Understanding Indexing

The indexing topology is a topology dedicated to taking the data from a topology that has been enriched and storing the data in one or more supported indices. More specifically, the enriched data is ingested into Kafka, written in an indexing batch or bolt with a specified size, and sent to one or more specified indices. The configuration is intended to configure the indexing used for a given sensor type (for example, snort).

The following figure illustrates how the raw topology data is ingested, parsed, enriched, and finally delivered to a specified index:

Currently, Cloudera Cybersecurity Platform (CCP) supports the following indices:

Solr
Elasticsearch
HDFS under /apps/metron/enrichment/indexed

Depending on how you configure the indexing topology, it can have HDFS and either Elasticsearch or Solr writers running.

If you would like to view the sensor output in the Alerts user interface, you must configure the sensor for either Solr or Elasticsearch.
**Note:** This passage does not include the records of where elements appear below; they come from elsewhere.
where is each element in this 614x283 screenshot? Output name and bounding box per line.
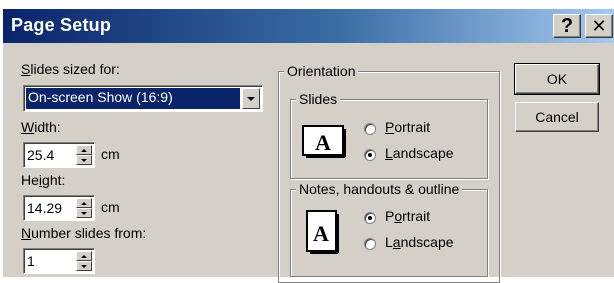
arrow-down-icon (81, 264, 87, 268)
width-decrement-button[interactable] (76, 155, 92, 165)
height-label: Height: (21, 172, 66, 188)
slides-landscape-radio[interactable] (364, 149, 376, 161)
close-icon: ✕ (591, 15, 607, 36)
height-spinner[interactable]: 14.29 (23, 195, 95, 221)
radio-selected-dot (368, 153, 372, 157)
width-spinner[interactable]: 25.4 (23, 142, 95, 168)
arrow-up-icon (81, 254, 87, 258)
height-decrement-button[interactable] (76, 208, 92, 218)
portrait-page-icon: A (306, 210, 339, 254)
notes-portrait-label[interactable]: Portrait (385, 208, 430, 224)
slides-portrait-radio[interactable] (364, 123, 376, 135)
window-title: Page Setup (11, 15, 112, 35)
slides-sized-for-label: Slides sized for: (21, 61, 120, 77)
page-setup-dialog: Page Setup ? ✕ Slides sized for: On-scre… (2, 8, 614, 283)
number-slides-from-value: 1 (27, 253, 35, 269)
close-button[interactable]: ✕ (585, 14, 613, 38)
svg-text:A: A (313, 221, 329, 246)
arrow-up-icon (81, 201, 87, 205)
height-increment-button[interactable] (76, 198, 92, 208)
help-icon: ? (560, 14, 574, 37)
landscape-page-icon: A (302, 125, 346, 158)
slides-orientation-title: Slides (296, 91, 341, 107)
slides-portrait-label[interactable]: Portrait (385, 119, 430, 135)
radio-selected-dot (368, 216, 372, 220)
arrow-down-icon (81, 158, 87, 162)
orientation-title: Orientation (284, 63, 359, 79)
notes-landscape-label[interactable]: Landscape (385, 234, 454, 250)
notes-orientation-title: Notes, handouts & outline (296, 181, 463, 197)
chevron-down-icon (247, 96, 255, 101)
dropdown-button[interactable] (242, 88, 260, 109)
svg-text:A: A (315, 130, 331, 155)
number-decrement-button[interactable] (76, 261, 92, 271)
width-label: Width: (21, 119, 61, 135)
number-increment-button[interactable] (76, 251, 92, 261)
slides-sized-for-value: On-screen Show (16:9) (26, 88, 240, 109)
width-value: 25.4 (27, 147, 55, 163)
height-value: 14.29 (27, 200, 63, 216)
notes-portrait-radio[interactable] (364, 212, 376, 224)
number-slides-from-spinner[interactable]: 1 (23, 248, 95, 274)
ok-button[interactable]: OK (514, 63, 600, 95)
number-slides-from-label: Number slides from: (21, 225, 147, 241)
slides-landscape-label[interactable]: Landscape (385, 145, 454, 161)
arrow-up-icon (81, 148, 87, 152)
cancel-button[interactable]: Cancel (515, 102, 599, 132)
height-unit: cm (101, 199, 120, 215)
width-unit: cm (101, 146, 120, 162)
notes-landscape-radio[interactable] (364, 238, 376, 250)
title-bar: Page Setup ? ✕ (3, 9, 614, 43)
width-increment-button[interactable] (76, 145, 92, 155)
slides-sized-for-select[interactable]: On-screen Show (16:9) (23, 85, 263, 112)
arrow-down-icon (81, 211, 87, 215)
help-button[interactable]: ? (553, 14, 581, 38)
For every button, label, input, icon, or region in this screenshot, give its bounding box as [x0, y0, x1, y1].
The Indexing Configuration file is a JSON file stored in Apache ZooKeeper and on disk at $METRON_HOME/config/zookeeper/indexing.
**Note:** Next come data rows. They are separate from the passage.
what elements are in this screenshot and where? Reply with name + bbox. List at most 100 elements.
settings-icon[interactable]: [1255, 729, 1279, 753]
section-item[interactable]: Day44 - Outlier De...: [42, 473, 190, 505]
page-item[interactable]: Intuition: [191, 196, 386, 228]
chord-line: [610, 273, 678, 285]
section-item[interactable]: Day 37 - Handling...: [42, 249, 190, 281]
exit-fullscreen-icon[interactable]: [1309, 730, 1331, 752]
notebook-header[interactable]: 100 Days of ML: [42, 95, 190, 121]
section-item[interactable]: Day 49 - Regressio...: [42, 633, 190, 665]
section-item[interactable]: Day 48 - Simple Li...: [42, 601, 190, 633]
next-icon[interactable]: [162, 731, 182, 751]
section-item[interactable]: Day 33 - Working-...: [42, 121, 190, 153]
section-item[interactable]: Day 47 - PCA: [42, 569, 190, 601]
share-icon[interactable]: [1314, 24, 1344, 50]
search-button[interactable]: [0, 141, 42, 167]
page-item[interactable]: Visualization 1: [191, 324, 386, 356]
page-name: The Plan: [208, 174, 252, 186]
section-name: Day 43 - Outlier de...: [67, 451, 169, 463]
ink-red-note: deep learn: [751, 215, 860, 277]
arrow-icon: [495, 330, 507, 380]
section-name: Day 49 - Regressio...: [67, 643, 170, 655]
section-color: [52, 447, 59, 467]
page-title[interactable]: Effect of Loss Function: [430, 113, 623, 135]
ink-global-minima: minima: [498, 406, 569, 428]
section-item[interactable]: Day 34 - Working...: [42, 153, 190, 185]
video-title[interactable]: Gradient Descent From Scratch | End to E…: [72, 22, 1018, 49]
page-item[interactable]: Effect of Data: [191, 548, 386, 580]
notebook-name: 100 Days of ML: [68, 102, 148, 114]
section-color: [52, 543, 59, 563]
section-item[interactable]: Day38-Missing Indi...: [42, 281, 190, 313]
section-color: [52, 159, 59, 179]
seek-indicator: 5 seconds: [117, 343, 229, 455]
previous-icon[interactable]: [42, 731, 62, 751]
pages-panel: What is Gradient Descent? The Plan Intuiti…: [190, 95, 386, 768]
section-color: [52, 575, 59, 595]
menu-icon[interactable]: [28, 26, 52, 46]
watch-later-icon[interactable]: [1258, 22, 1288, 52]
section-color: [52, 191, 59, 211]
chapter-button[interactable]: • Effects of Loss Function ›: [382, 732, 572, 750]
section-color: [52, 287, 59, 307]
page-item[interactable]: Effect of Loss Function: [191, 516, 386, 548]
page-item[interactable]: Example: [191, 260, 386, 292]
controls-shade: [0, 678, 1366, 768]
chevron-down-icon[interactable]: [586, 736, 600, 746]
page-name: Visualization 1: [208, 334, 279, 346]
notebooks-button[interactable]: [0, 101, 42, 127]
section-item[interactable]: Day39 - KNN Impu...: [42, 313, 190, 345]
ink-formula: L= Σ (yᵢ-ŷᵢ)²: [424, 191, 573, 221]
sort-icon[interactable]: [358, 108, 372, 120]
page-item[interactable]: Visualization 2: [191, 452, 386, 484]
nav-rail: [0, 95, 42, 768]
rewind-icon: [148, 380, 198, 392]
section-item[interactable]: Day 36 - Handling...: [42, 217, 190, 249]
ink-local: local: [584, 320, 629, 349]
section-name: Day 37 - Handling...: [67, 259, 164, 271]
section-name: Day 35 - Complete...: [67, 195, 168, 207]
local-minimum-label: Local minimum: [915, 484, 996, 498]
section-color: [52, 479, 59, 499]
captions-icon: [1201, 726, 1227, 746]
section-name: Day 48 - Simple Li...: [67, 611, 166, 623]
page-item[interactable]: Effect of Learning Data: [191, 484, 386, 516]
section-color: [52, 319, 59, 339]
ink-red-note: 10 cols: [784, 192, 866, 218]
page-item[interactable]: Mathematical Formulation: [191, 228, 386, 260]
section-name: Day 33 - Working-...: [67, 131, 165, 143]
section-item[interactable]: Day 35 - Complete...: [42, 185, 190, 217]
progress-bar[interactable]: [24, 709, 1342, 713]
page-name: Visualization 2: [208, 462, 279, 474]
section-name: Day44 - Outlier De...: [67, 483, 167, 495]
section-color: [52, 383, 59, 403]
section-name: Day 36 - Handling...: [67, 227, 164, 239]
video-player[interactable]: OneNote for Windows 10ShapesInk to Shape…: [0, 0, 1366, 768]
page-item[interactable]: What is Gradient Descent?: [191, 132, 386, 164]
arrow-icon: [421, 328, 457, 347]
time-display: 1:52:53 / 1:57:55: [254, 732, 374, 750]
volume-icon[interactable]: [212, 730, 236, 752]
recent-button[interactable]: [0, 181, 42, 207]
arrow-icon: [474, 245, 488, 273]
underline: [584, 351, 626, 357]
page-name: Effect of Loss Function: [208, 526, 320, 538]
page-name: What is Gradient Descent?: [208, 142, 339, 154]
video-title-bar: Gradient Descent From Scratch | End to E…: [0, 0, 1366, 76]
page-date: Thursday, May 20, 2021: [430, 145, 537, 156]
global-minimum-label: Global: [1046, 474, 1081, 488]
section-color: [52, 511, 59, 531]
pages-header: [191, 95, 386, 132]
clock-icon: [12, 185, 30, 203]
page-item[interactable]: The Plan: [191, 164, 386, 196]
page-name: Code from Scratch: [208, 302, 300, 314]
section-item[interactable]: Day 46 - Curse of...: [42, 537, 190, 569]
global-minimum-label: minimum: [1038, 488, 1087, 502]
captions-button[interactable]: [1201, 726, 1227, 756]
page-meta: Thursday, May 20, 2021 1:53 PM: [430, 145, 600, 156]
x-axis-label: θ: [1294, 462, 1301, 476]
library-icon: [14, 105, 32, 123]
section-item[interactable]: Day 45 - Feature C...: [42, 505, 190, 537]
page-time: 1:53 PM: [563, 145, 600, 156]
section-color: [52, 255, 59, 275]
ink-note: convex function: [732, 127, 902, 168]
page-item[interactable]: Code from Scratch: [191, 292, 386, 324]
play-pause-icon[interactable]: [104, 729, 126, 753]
Errors during indexing are sent to a Kafka queue called index_errors.

Within the sensor-specific configuration, you can configure the individual writers. The following parameters are currently supported:

index: The name of the index to write to (defaulted is the name of the sensor).
batchSize: The size of the batch allowed to be written to the indices at once (defaulted is 1).
enabled: Whether the index or writer is enabled (default is true).